Concept

W. Harry Vaughan

Résumé
William Harry Vaughan, Jr. (born February 9, 1900) was a professor of ceramic engineering at the Georgia School of Technology and the founder and first director of what is now the Georgia Tech Research Institute. Vaughan graduated from Georgia Tech with a Bachelor of Science degree in engineering chemistry in 1923. While at Georgia Tech, Vaughan was a member of Phi Kappa Phi and Pi Delta Epsilon; a contributor to The Technique in 1918 and 1919; Assistant Editor (1922) and Editor-in-Chief (1923) of the Blue Print; Captain, R.O.T.C; and President, Emerson Chemical Society.

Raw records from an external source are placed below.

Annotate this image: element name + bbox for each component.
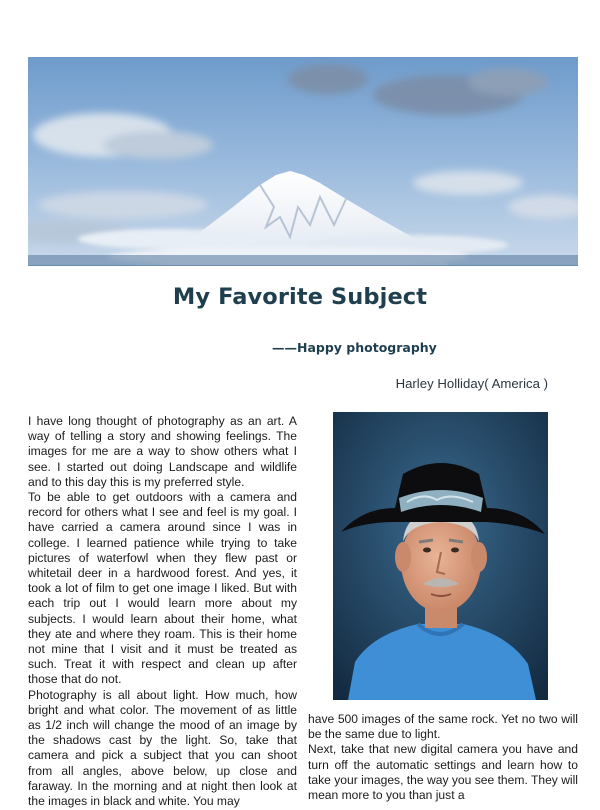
paragraph: To be able to get outdoors with a camera and record for others what I see and feel is my goal. I have carried a camera around since I was in college. I learned patience while trying to take pictures of waterfowl when they flew past or whitetail deer in a hardwood forest. And yes, it took a lot of film to get one image I liked. But with each trip out I would learn more about my subjects. I would learn about their home, what they ate and where they roam. This is their home not mine that I visit and it must be treated as such. Treat it with respect and clean up after those that do not. xyxy=(28,490,297,687)
left-column-text xyxy=(28,414,297,809)
paragraph: I have long thought of photography as an art. A way of telling a story and showing feelings. The images for me are a way to show others what I see. I started out doing Landscape and wildlife and to this day this is my preferred style. xyxy=(28,414,297,489)
paragraph: have 500 images of the same rock. Yet no two will be the same due to light. xyxy=(308,712,578,742)
article-title: My Favorite Subject xyxy=(172,284,428,310)
paragraph: Next, take that new digital camera you have and turn off the automatic settings and learn how to take your images, the way you see them. They will mean more to you than just a xyxy=(308,742,578,803)
banner-mountain-photo xyxy=(28,57,578,266)
article-subtitle: ——Happy photography xyxy=(272,340,437,355)
article-author: Harley Holliday( America ) xyxy=(395,376,548,391)
right-column-text xyxy=(308,712,578,803)
paragraph: Photography is all about light. How much, how bright and what color. The movement of as little as 1/2 inch will change the mood of an image by the shadows cast by the light. So, take that camera and pick a subject that you can shoot from all angles, above below, up close and faraway. In the morning and at night then look at the images in black and white. You may xyxy=(28,687,297,809)
author-portrait-photo xyxy=(333,412,548,700)
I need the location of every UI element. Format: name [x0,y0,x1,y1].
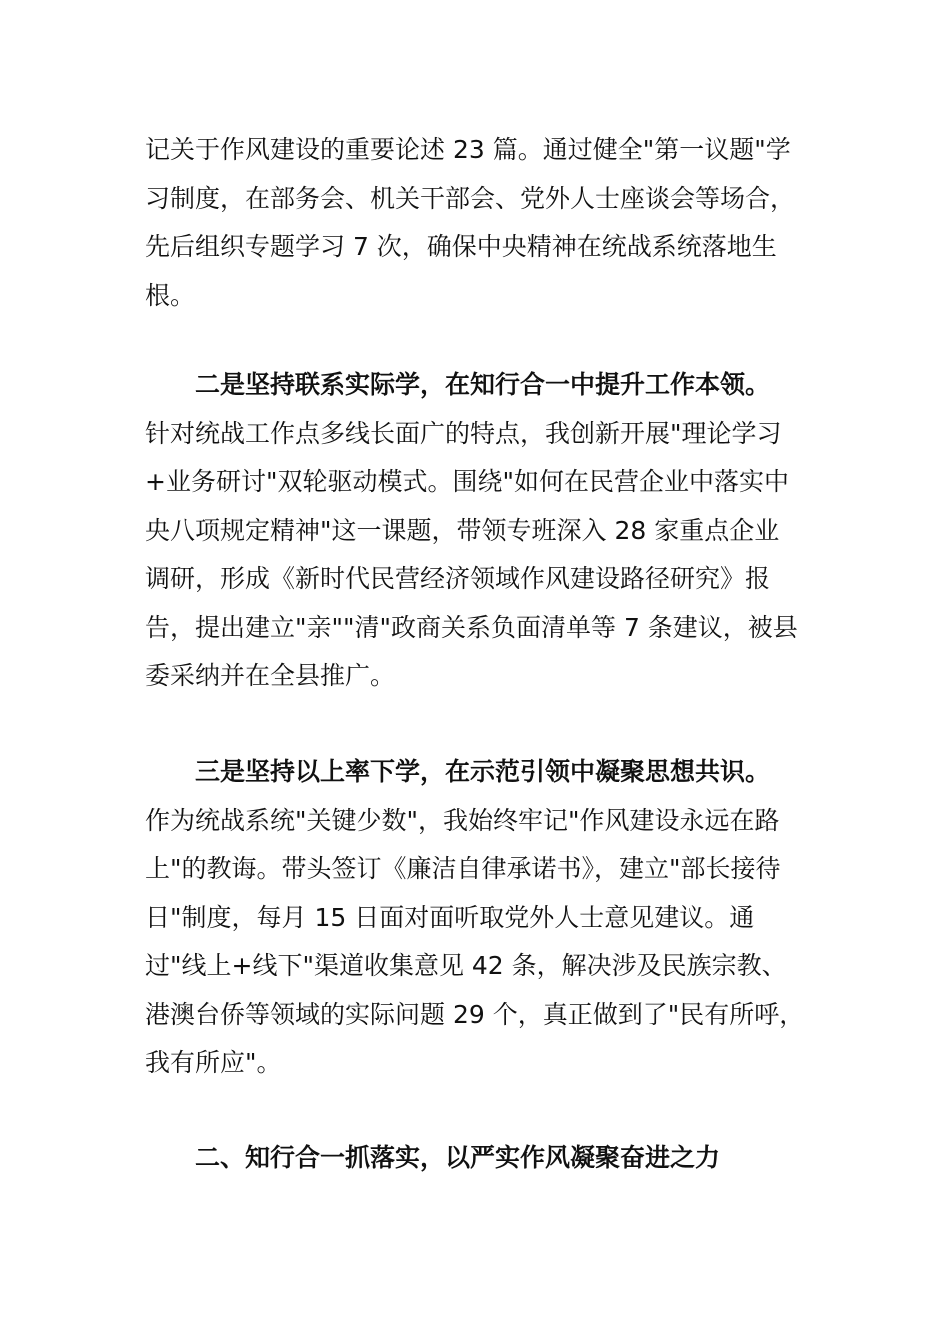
paragraph-line: +业务研讨"双轮驱动模式。围绕"如何在民营企业中落实中 [145,467,789,496]
paragraph-line: 针对统战工作点多线长面广的特点，我创新开展"理论学习 [145,418,782,448]
paragraph-3 [145,748,810,1088]
paragraph-line: 港澳台侨等领域的实际问题 29 个，真正做到了"民有所呼， [145,999,805,1029]
paragraph-2 [145,361,810,701]
paragraph-line: 告，提出建立"亲""清"政商关系负面清单等 7 条建议，被县 [145,612,798,642]
paragraph-line: 上"的教诲。带头签订《廉洁自律承诺书》，建立"部长接待 [145,854,781,883]
paragraph-line: 先后组织专题学习 7 次，确保中央精神在统战系统落地生 [145,232,777,261]
paragraph-line: 根。 [145,280,196,310]
paragraph-line: 记关于作风建设的重要论述 23 篇。通过健全"第一议题"学 [145,135,791,164]
paragraph-line: 过"线上+线下"渠道收集意见 42 条，解决涉及民族宗教、 [145,951,787,980]
section-heading: 二、知行合一抓落实，以严实作风凝聚奋进之力 [195,1143,721,1172]
paragraph-heading: 三是坚持以上率下学，在示范引领中凝聚思想共识。 [195,757,771,786]
paragraph-line: 调研，形成《新时代民营经济领域作风建设路径研究》报 [145,564,771,593]
paragraph-heading: 二是坚持联系实际学，在知行合一中提升工作本领。 [195,370,771,399]
paragraph-line: 委采纳并在全县推广。 [145,661,396,690]
paragraph-1 [145,126,810,320]
section-heading-block [145,1134,810,1183]
paragraph-line: 日"制度，每月 15 日面对面听取党外人士意见建议。通 [145,902,755,932]
paragraph-line: 习制度，在部务会、机关干部会、党外人士座谈会等场合， [145,183,796,213]
paragraph-line: 我有所应"。 [145,1048,282,1077]
paragraph-line: 央八项规定精神"这一课题，带领专班深入 28 家重点企业 [145,515,780,545]
paragraph-line: 作为统战系统"关键少数"，我始终牢记"作风建设永远在路 [145,805,780,835]
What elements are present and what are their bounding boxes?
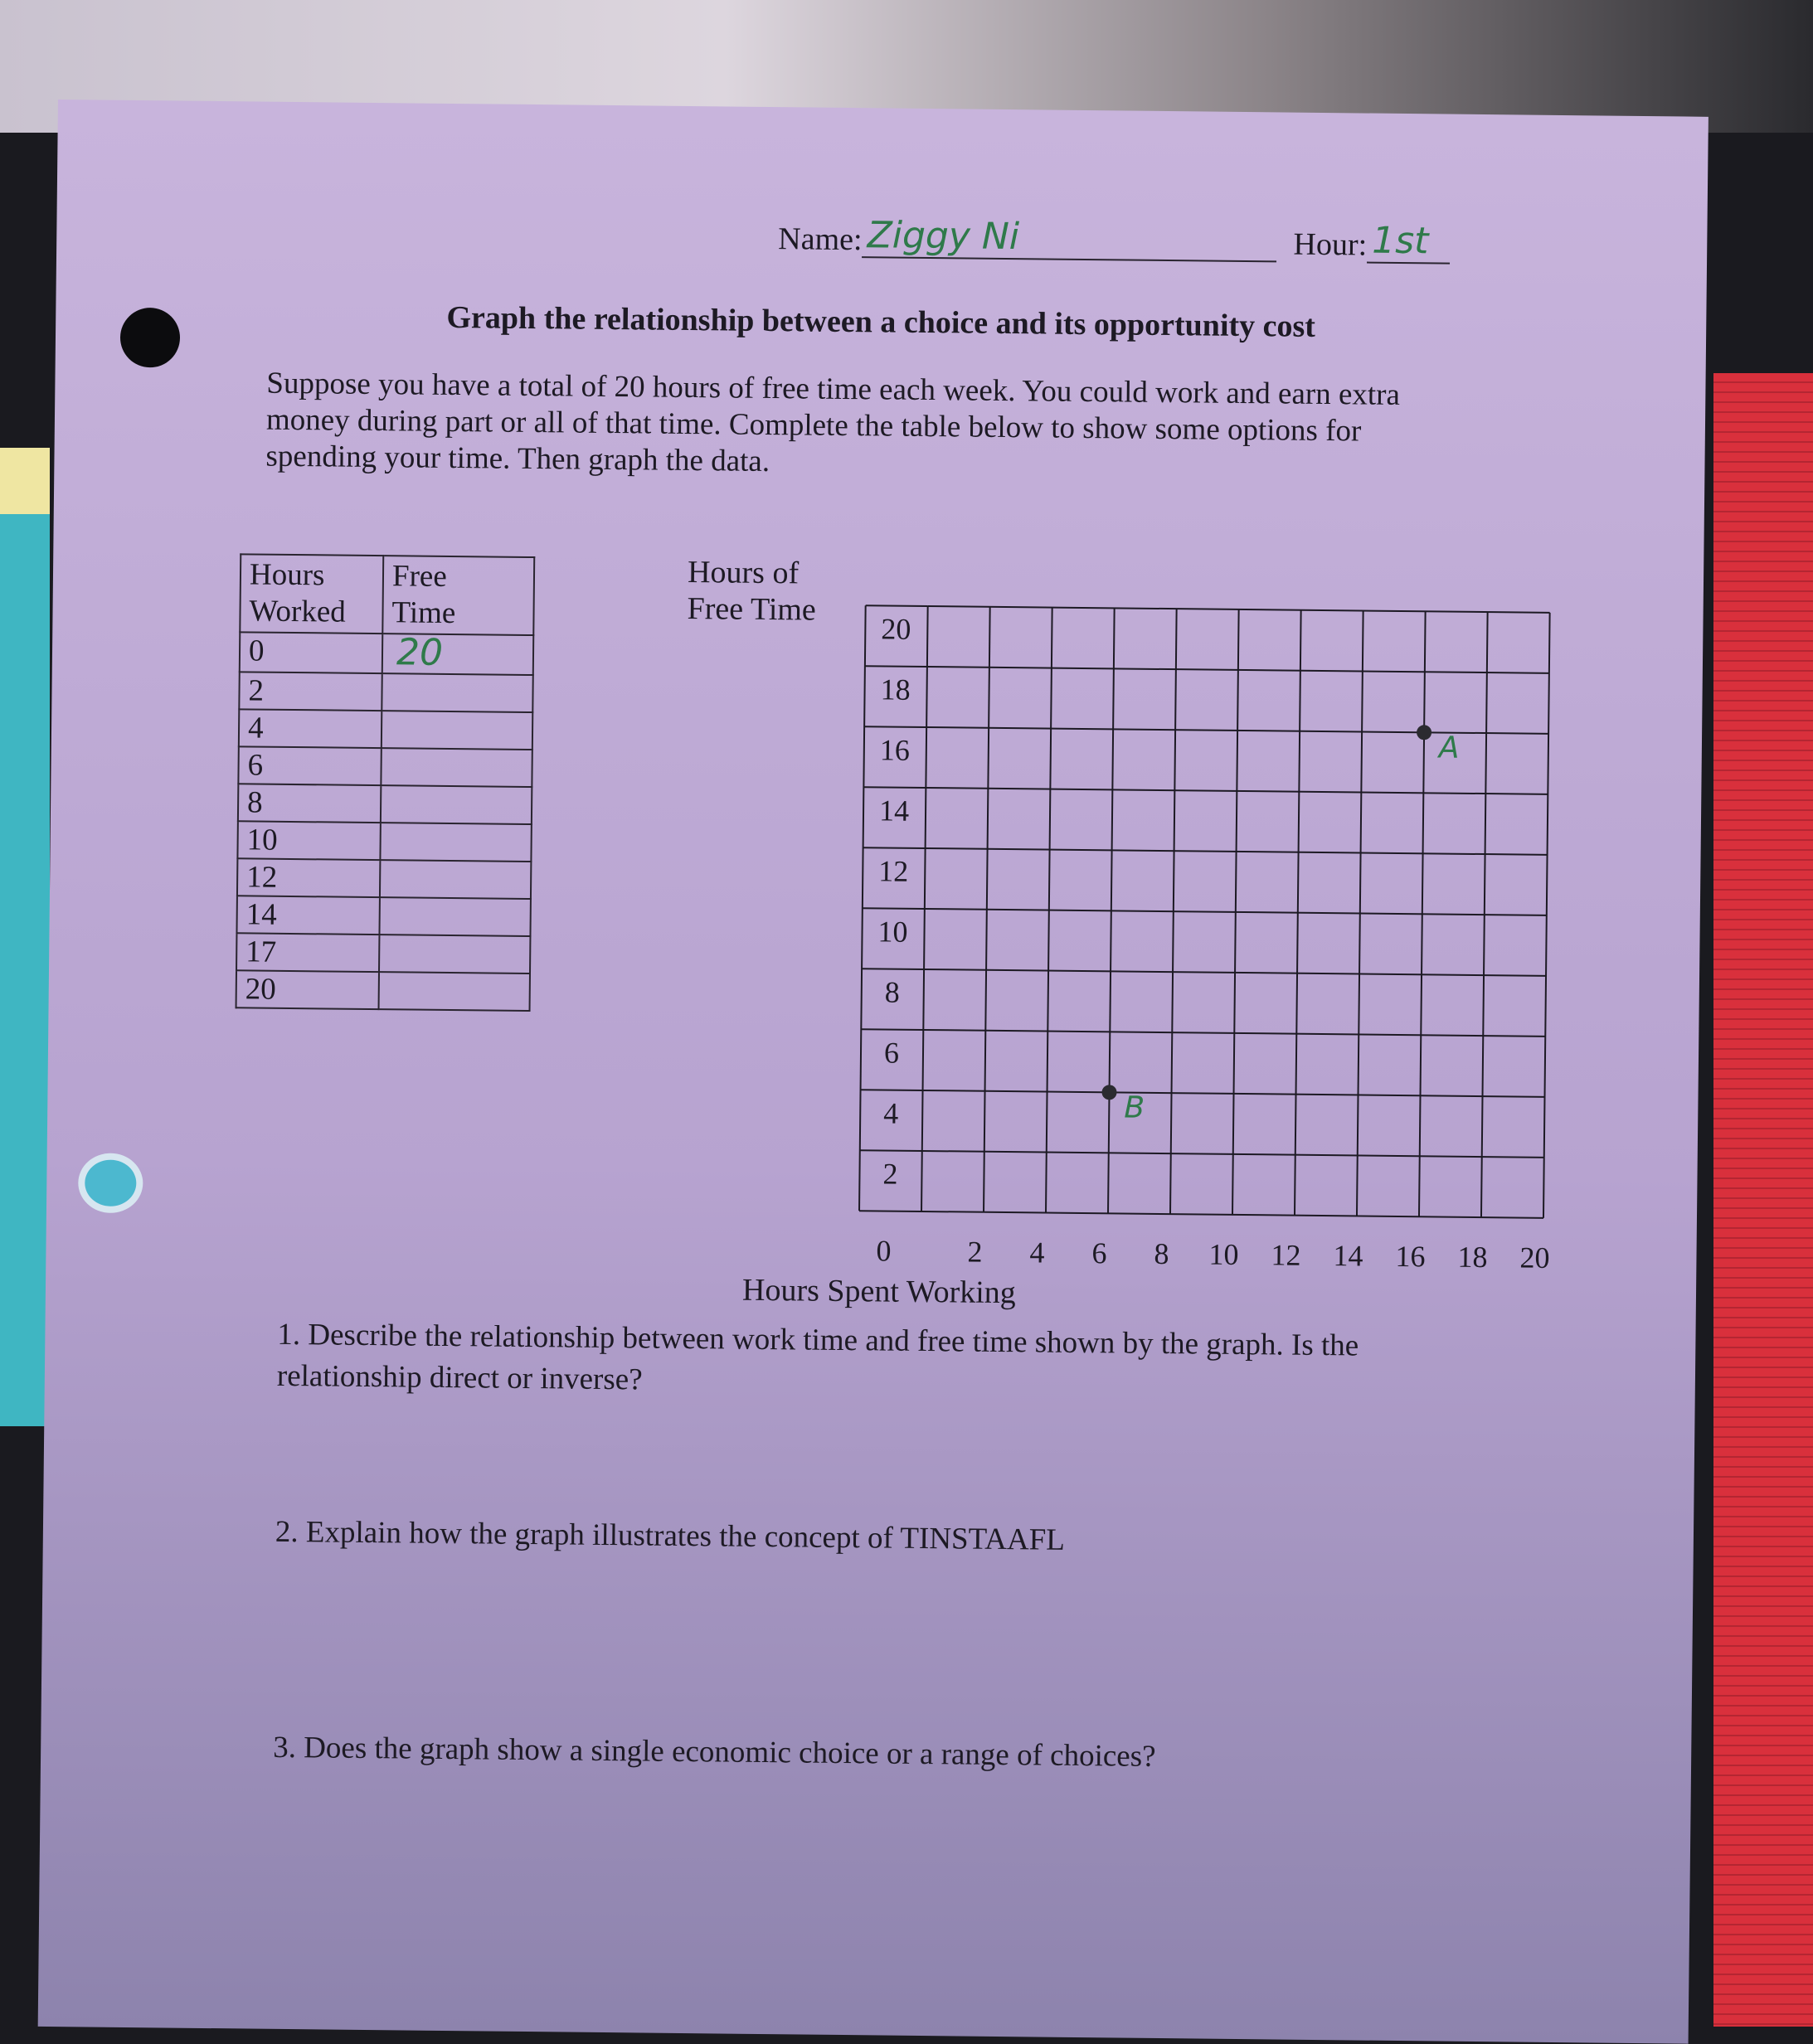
hours-worked-cell: 20	[236, 970, 379, 1009]
y-tick-label: 16	[879, 733, 911, 767]
y-tick-label: 12	[878, 854, 909, 888]
table-row	[237, 821, 531, 862]
table-row	[239, 672, 532, 712]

Vaughan subsequently earned a Master of Science in ceramic engineering from the University of Illinois in 1925. Vaughan returned to Georgia Tech and became an assistant professor of ceramic engineering, the second faculty member in that department (the first being Professor Arthur V. Henry). The Ceramic Engineering Department is a distant predecessor to Georgia Tech's modern School of Materials Science and Engineering in the Georgia Tech College of Engineering. In Spring 1935, Vaughan was inducted into Omicron Delta Kappa. In 1929, some Georgia Tech faculty members belonging to Sigma Xi started a Research Club at Tech that met once a month. One of the monthly subjects, proposed by Vaughan, was a collection of issues related to Tech, such as library development, and the development of a state engineering station. This group investigated the forty existing engineering experiments at universities around the country, and the report was compiled by Harold Bunger, Montgomery Knight, and Vaughan in December 1929. Their report noted that several similar organizations had been opened across the country at other engineering schools and were successful in local economic development. In 1933, S. V. Sanford, president of the University of Georgia, proposed that a "technical research activity" be established at Tech in order to boost the state's struggling economy in the midst of the Great Depression. President Marion L.